Cindy dan Bila sempat ikut geram terhadap perilaku Fabian. Padahal Bila pernah bilang bahwa Anya dan Fabian adalah pasangan yang serasi, tetapi ternyata Bila salah. Mereka juga berterimakasih padaku karena sudah mau merawat Anya, aku pun hanya bisa tersenyum. Karena pada dasarnya, aku memang tidak ingin Anya merasa sendirian, karena pada dasarnya aku menyukai Anya.

Setelah puas melepas kerinduan, akhirnya tepat pukul tujuh malam, Cindy dan Bila pamit pulang. Cindy memberikanku nasihat untuk terus menjaga Anya dengan baik. Bila juga berharap agar Anya bisa melahirkan buah hatinya dengan lancar.

Mereka berpesan akan menjenguk Anya ketika weekend, karena Cindy dan Bila sudah bekerja di sebuah perusahaan multinasional.

Setelah Cindy dan Bila pergi, Anya duduk disofa, dia terlihat sangat kelelahan. Aku menutup pintu, lalu menghampiri Anya.

"Anya, kamu sakit?"

Anya mengangguk lemah. "Kepalaku pusing."

Aku mendekati Anya, dan menempelkan punggung tanganku pada dahinya.
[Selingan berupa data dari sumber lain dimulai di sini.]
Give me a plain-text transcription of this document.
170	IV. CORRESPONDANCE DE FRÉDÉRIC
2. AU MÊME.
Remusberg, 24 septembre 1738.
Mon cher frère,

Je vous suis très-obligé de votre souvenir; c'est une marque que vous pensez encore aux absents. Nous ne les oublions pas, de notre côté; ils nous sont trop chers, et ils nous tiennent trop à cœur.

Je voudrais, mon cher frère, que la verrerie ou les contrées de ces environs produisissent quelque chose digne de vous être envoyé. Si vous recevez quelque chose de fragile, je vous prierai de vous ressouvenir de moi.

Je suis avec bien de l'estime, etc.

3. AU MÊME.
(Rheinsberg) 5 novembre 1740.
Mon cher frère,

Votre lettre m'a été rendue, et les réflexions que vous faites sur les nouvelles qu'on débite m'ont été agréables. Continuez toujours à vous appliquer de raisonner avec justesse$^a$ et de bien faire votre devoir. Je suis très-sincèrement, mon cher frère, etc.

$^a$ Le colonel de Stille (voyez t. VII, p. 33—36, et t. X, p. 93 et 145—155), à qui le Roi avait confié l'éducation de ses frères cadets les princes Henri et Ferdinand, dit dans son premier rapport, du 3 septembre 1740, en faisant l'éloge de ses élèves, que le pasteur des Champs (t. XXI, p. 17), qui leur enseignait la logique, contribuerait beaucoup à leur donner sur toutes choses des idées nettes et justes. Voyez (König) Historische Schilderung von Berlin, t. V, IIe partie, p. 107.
"Suhu tubuhmu meningkat Anya. Kita ke kamar ya? Kamu istirahat. Besok tidak usah menerima orderan. Besok dipakai buat istirahat ya?"

Anya mengangguk, lalu aku memapahnya ke kamar. Anya memang butuh istirahat.

&&&&&

Keadaan Anya semakin memburuk, pagi itu suhu tubuh Anya tidak kunjung turun. Karena khawatir aku memanggil dokter keluargaku untuk memeriksa keadaan Anya. Tidak lama Dokter Rani datang, beliau memeriksa Anya dengan seksama. Setelah selesai memeriksa, Anya diberi obat untuk menurunkan suhu tubuhnya. Setelah melewati perdebatan singkat, akhirnya Anya mau meminum obatnya dan sekarang dia sedang terlelap.

Aku mengantar Dokter Rani ke ruang tamu untuk membicarakan keadaan Anya.

"Temen kamu itu hanya kelelahan. Di usia kehamilan yang hampir 4 bulan, Anya tidak boleh terlalu capek karena dapat berdampak pada kandungannya."

"Oke, Dok. Sebisa mungkin aku akan mengingatkan dia untuk tidak terlalu capek."

Dokter Rani mengangguk, lalu dia mengambil tasnya dan hendak berdiri.

"Ohya, satu lagi, jangan biarkan dia terlalu banyak berpikir. Sepertinya ada yang mengusik benaknya."

Dahiku berkerut mendengar perkataan Dokter Rani, karena yang aku tahu Anya sudah tidak banyak melamun, dia juga sudah tidak pernah mengigau. Lalu apa yang mengusik benak Anya?

"Iya Dok, aku akan ingatkan Anya untuk tidak banyak berpikir."

Dokter Rani mengangguk, lalu dia pamit pergi. Setelah Dokter Rani pergi, aku menghampiri Anya yang berada di kamar.